I began to think of her as Texas Ash, sort of like Malibu Barbie—basically the same, but with a few tweaks and extra accessories.
She took her role in Jimmy’s campaign very seriously—her role (as she saw it) being to stand next to him at events, dressed perfectly, smiling at everyone. Not a week went by that she didn’t go shopping and come back with bags of new clothes. “I just don’t want to keep getting photographed in the same thing over and over,” she said, like the paparazzi were following her everywhere, like she was Michelle freaking Obama.
And then there was her need to be a super housewife. Ash had always loved entertaining and cooked a lot (or at least more than I did), but now she seemed obsessed with what to make for dinner, insisted on preparing breakfast for us, which I found so strange—couldn’t we all just pour ourselves some cereal? Her table was fussier, always set with place mats and cloth napkins, a vase of flowers in the middle. Whenever I tried to help her in the kitchen, she either shooed me out or assigned me a small task—grating cheese or chopping peppers—and then hovered over me to make sure I was doing it right.
A lot of the girls Ash had grown up with lived in Sugar Land too, and even though she always introduced them to me as “my dear friend Ainsley” or “Charlotte, one of my oldest friends in the world,” I suspected she didn’t actually like any of them all that much.

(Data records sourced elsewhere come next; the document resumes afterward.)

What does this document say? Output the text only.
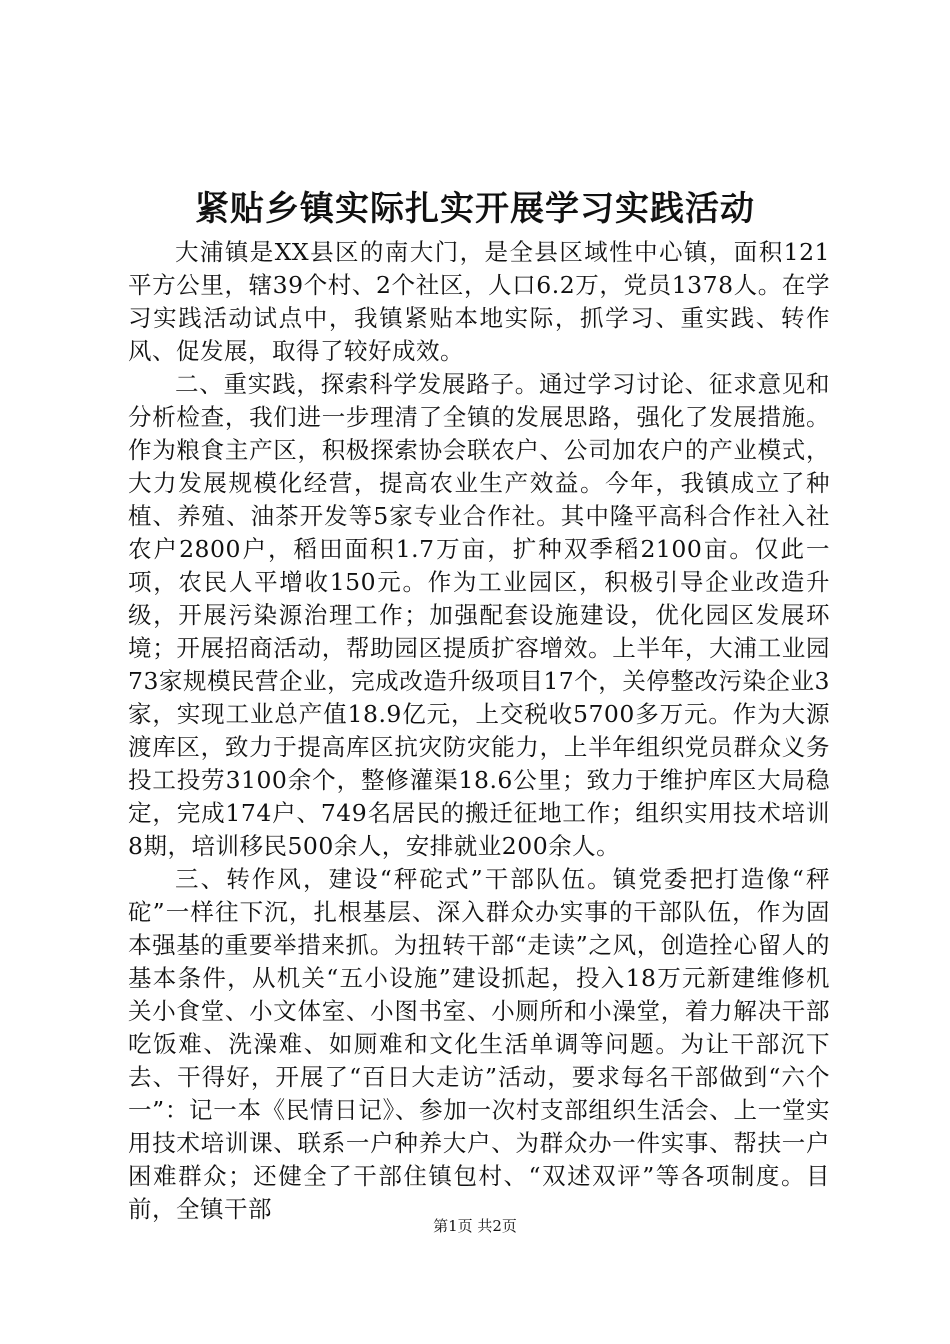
紧贴乡镇实际扎实开展学习实践活动

大浦镇是XX县区的南大门，是全县区域性中心镇，面积121平方公里，辖39个村、2个社区，人口6.2万，党员1378人。在学习实践活动试点中，我镇紧贴本地实际，抓学习、重实践、转作风、促发展，取得了较好成效。

二、重实践，探索科学发展路子。通过学习讨论、征求意见和分析检查，我们进一步理清了全镇的发展思路，强化了发展措施。作为粮食主产区，积极探索协会联农户、公司加农户的产业模式，大力发展规模化经营，提高农业生产效益。今年，我镇成立了种植、养殖、油茶开发等5家专业合作社。其中隆平高科合作社入社农户2800户，稻田面积1.7万亩，扩种双季稻2100亩。仅此一项，农民人平增收150元。作为工业园区，积极引导企业改造升级，开展污染源治理工作；加强配套设施建设，优化园区发展环境；开展招商活动，帮助园区提质扩容增效。上半年，大浦工业园73家规模民营企业，完成改造升级项目17个，关停整改污染企业3家，实现工业总产值18.9亿元，上交税收5700多万元。作为大源渡库区，致力于提高库区抗灾防灾能力，上半年组织党员群众义务投工投劳3100余个，整修灌渠18.6公里；致力于维护库区大局稳定，完成174户、749名居民的搬迁征地工作；组织实用技术培训8期，培训移民500余人，安排就业200余人。

三、转作风，建设“秤砣式”干部队伍。镇党委把打造像“秤砣”一样往下沉，扎根基层、深入群众办实事的干部队伍，作为固本强基的重要举措来抓。为扭转干部“走读”之风，创造拴心留人的基本条件，从机关“五小设施”建设抓起，投入18万元新建维修机关小食堂、小文体室、小图书室、小厕所和小澡堂，着力解决干部吃饭难、洗澡难、如厕难和文化生活单调等问题。为让干部沉下去、干得好，开展了“百日大走访”活动，要求每名干部做到“六个一”：记一本《民情日记》、参加一次村支部组织生活会、上一堂实用技术培训课、联系一户种养大户、为群众办一件实事、帮扶一户困难群众；还健全了干部住镇包村、“双述双评”等各项制度。目前，全镇干部

第1页 共2页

They called themselves the Dozens, because there were twelve of them, but actually there were thirteen and the last poor girl to join the group, Mary, was always reminded that she ruined it a little bit for everyone when she came along. When I’d meet one of them, Ash would say, “She’s a Dozen” or “She’s one of the Dozens,” like it would mean something to me.
They went on annual trips together and out for “ladies’ nights,” where they’d inevitably all pose together for a picture, one big group of tiny blond girls, clutching Cosmos and smiling widely for the camera, and sometimes I wondered if the whole point of their friendship was just to post these images, to prove to the world that they had a bunch of pretty friends.